Arcade Collecting > Pinball
Stern layoffs
RayB:
*Edit* Fixed the name there of Pinball Factory, but there's also "Pinball Manufacturing" who did a run of Big Bang Bar. I remember reading that someone at one of those companies guy dumped $1 million into a project and didn't make his money back
Mauzy:
Please excuse my ignorance, but what was so innovative in High Speed? Ive never played it, but Ive played The Getaway quite a bit.
RayB:
--- Quote from: Mauzy on November 05, 2008, 08:11:18 pm ---Please excuse my ignorance, but what was so innovative in High Speed? Ive never played it, but Ive played The Getaway quite a bit.
--- End quote ---
It's hard to describe... relying on memory and scanning through ipdb.org by year is helping me remember... Williams was already doing "ok" with pins like Comet and Space Shuttle, and Bally had a few good ones too, but in general leading up to the release of High Speed, pin play was usually on a flat playfield, and you'd hit the ball here and there and there were sounds... Yay. What High Speed really nailed as I remember, was a "feeling" like you get playing a really well tweaked classic video game (like comparing Centipede to boring space shooters that preceded its release). In HS they really managed to convey a feeling that your game had a "progression" to it -- taking off in a car and then you're chased by cops, and there's a full music sound track keeping the adrenaline going, plus extra "toys" like a real rotating emergency light on the top.
In other words they really nailed creating excitement, and conveying the theme (whereas most pinballs before, you had a theme, yes, but it was just art to look at, sound effects to hear, and some things to bat the ball at). You can see how they were ramping up this kind of attention to detail in their design of Comet for example, and also creating more "height" within the playfield to make more room for ramps and extra stuff, so it's not all flat.
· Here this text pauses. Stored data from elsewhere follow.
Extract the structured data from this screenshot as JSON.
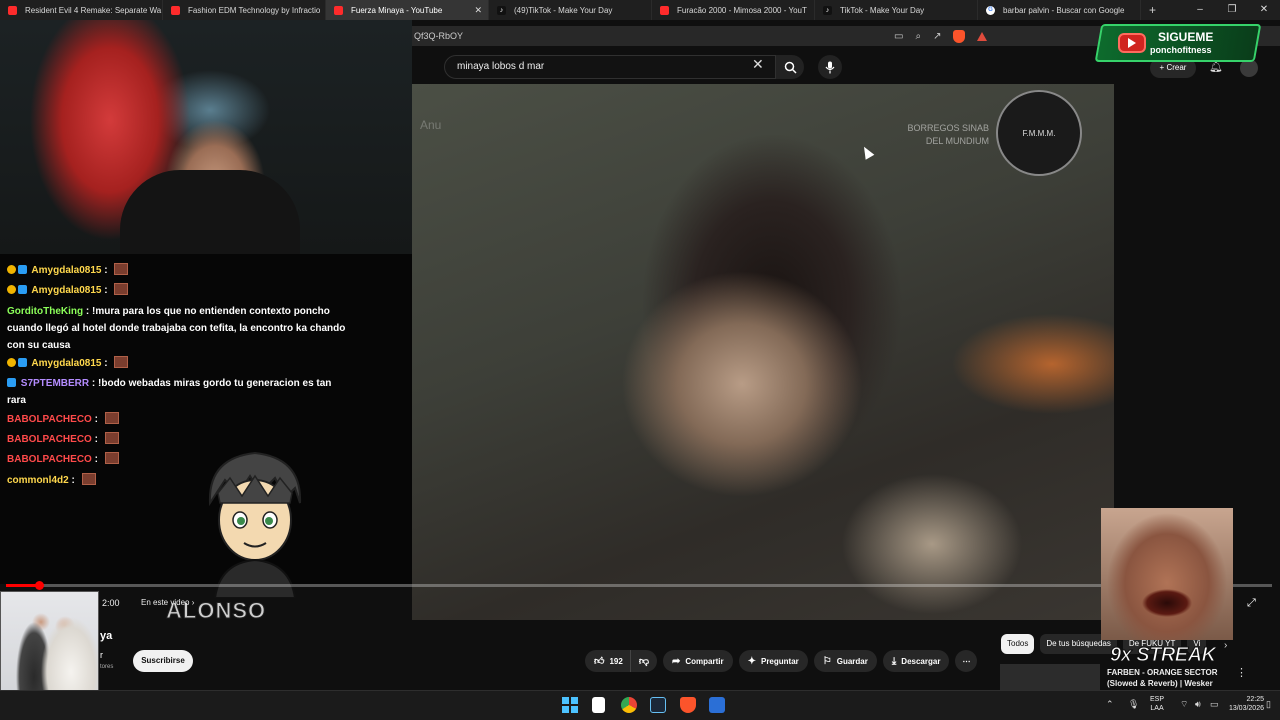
{
  "browser": {
    "tabs": [
      {
        "label": "Resident Evil 4 Remake: Separate Wa",
        "icon": "youtube-icon",
        "active": false
      },
      {
        "label": "Fashion EDM Technology by Infractio",
        "icon": "youtube-icon",
        "active": false
      },
      {
        "label": "Fuerza Minaya - YouTube",
        "icon": "youtube-icon",
        "active": true
      },
      {
        "label": "(49)TikTok - Make Your Day",
        "icon": "tiktok-icon",
        "active": false
      },
      {
        "label": "Furacão 2000 - Mimosa 2000 - YouT",
        "icon": "youtube-icon",
        "active": false
      },
      {
        "label": "TikTok - Make Your Day",
        "icon": "tiktok-icon",
        "active": false
      },
      {
        "label": "barbar palvin - Buscar con Google",
        "icon": "google-icon",
        "active": false
      }
    ],
    "new_tab": "+",
    "window_controls": [
      "–",
      "❐",
      "✕"
    ],
    "address": "Qf3Q-RbOY"
  },
  "youtube": {
    "search_query": "minaya lobos d mar",
    "clear_icon": "✕",
    "create_label": "+ Crear",
    "video": {
      "watermark": "Anu",
      "channel_overlay_line1": "BORREGOS SINAB",
      "channel_overlay_line2": "DEL MUNDIUM",
      "logo_text": "F.M.M.M.",
      "progress_fraction": 0.026,
      "timecode": "2:00",
      "chapter": "En este video",
      "chapter_chevron": "›"
    },
    "title_fragment": "ya",
    "channel_fragment": "r",
    "subscribers_fragment": "tores",
    "subscribe_label": "Suscribirse",
    "actions": {
      "likes": "192",
      "share": "Compartir",
      "ask": "Preguntar",
      "save": "Guardar",
      "download": "Descargar"
    },
    "chips": [
      "Todos",
      "De tus búsquedas",
      "De FUKU YT",
      "Vi"
    ],
    "chip_next": "›",
    "recommendation_title": "FARBEN - ORANGE SECTOR (Slowed & Reverb) | Wesker",
    "recommendation_menu": "⋮"
  },
  "stream_overlay": {
    "chat": [
      {
        "user": "Amygdala0815",
        "badges": 2,
        "color": "#ffd84d",
        "message": "",
        "emote": true
      },
      {
        "user": "Amygdala0815",
        "badges": 2,
        "color": "#ffd84d",
        "message": "",
        "emote": true
      },
      {
        "user": "GorditoTheKing",
        "badges": 0,
        "color": "#8cff5a",
        "message": "!mura para los que no entienden contexto poncho cuando llegó al hotel donde trabajaba con tefita, la encontro ka chando con su causa",
        "emote": false
      },
      {
        "user": "Amygdala0815",
        "badges": 2,
        "color": "#ffd84d",
        "message": "",
        "emote": true
      },
      {
        "user": "S7PTEMBERR",
        "badges": 1,
        "color": "#b48cff",
        "message": "!bodo webadas miras gordo tu generacion es tan rara",
        "emote": false
      },
      {
        "user": "BABOLPACHECO",
        "badges": 0,
        "color": "#ff4a4a",
        "message": "",
        "emote": true
      },
      {
        "user": "BABOLPACHECO",
        "badges": 0,
        "color": "#ff4a4a",
        "message": "",
        "emote": true
      },
      {
        "user": "BABOLPACHECO",
        "badges": 0,
        "color": "#ff4a4a",
        "message": "",
        "emote": true
      },
      {
        "user": "commonl4d2",
        "badges": 0,
        "color": "#ffd84d",
        "message": "",
        "emote": true
      }
    ],
    "avatar_name": "ALONSO",
    "follow_title": "SIGUEME",
    "follow_handle": "ponchofitness",
    "streak": "9x STREAK"
  },
  "taskbar": {
    "language_line1": "ESP",
    "language_line2": "LAA",
    "time": "22:25",
    "date": "13/03/2026"
  }
}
The production numbers speak for themselves (over 17,000 units of HS when 2000-3000 units was usually the norm).
Pin Bot was then released same year and it too had some real cool features, sold a lot.
Do an advanced search at www.ipdb.org and enter just a year. It's interesting to see the unit numbers and how Williams took a clear lead. Compare playfield designs and you can see how much more went into Williams pins. (For example compare "Bad Girls" to "Cyclone").
pinballwizard79:
Mustard >:D
ChadTower:
High Speed didn't save pinball on its own. It was the game that finally was the right balance between speed, progression, and fun. It was just a great game. The game that turned everything on its ear and started the industry turnaround was Black Knight. First multilevel playfield, first magna save, first timed bonus balls, insane speed and looping, far deeper difficulty than usual. It was a major advance in pinball concepts. It was such a jump in difficulty, though, that I think it lost a lot of the more casual players, which is where High Speed came back in. High Speed combined enough of those advancements in a game that was very intuitive to understand and accessible to novices but was hard enough to master that it kept the hardcore players happy. That's when the sales numbers shot way up.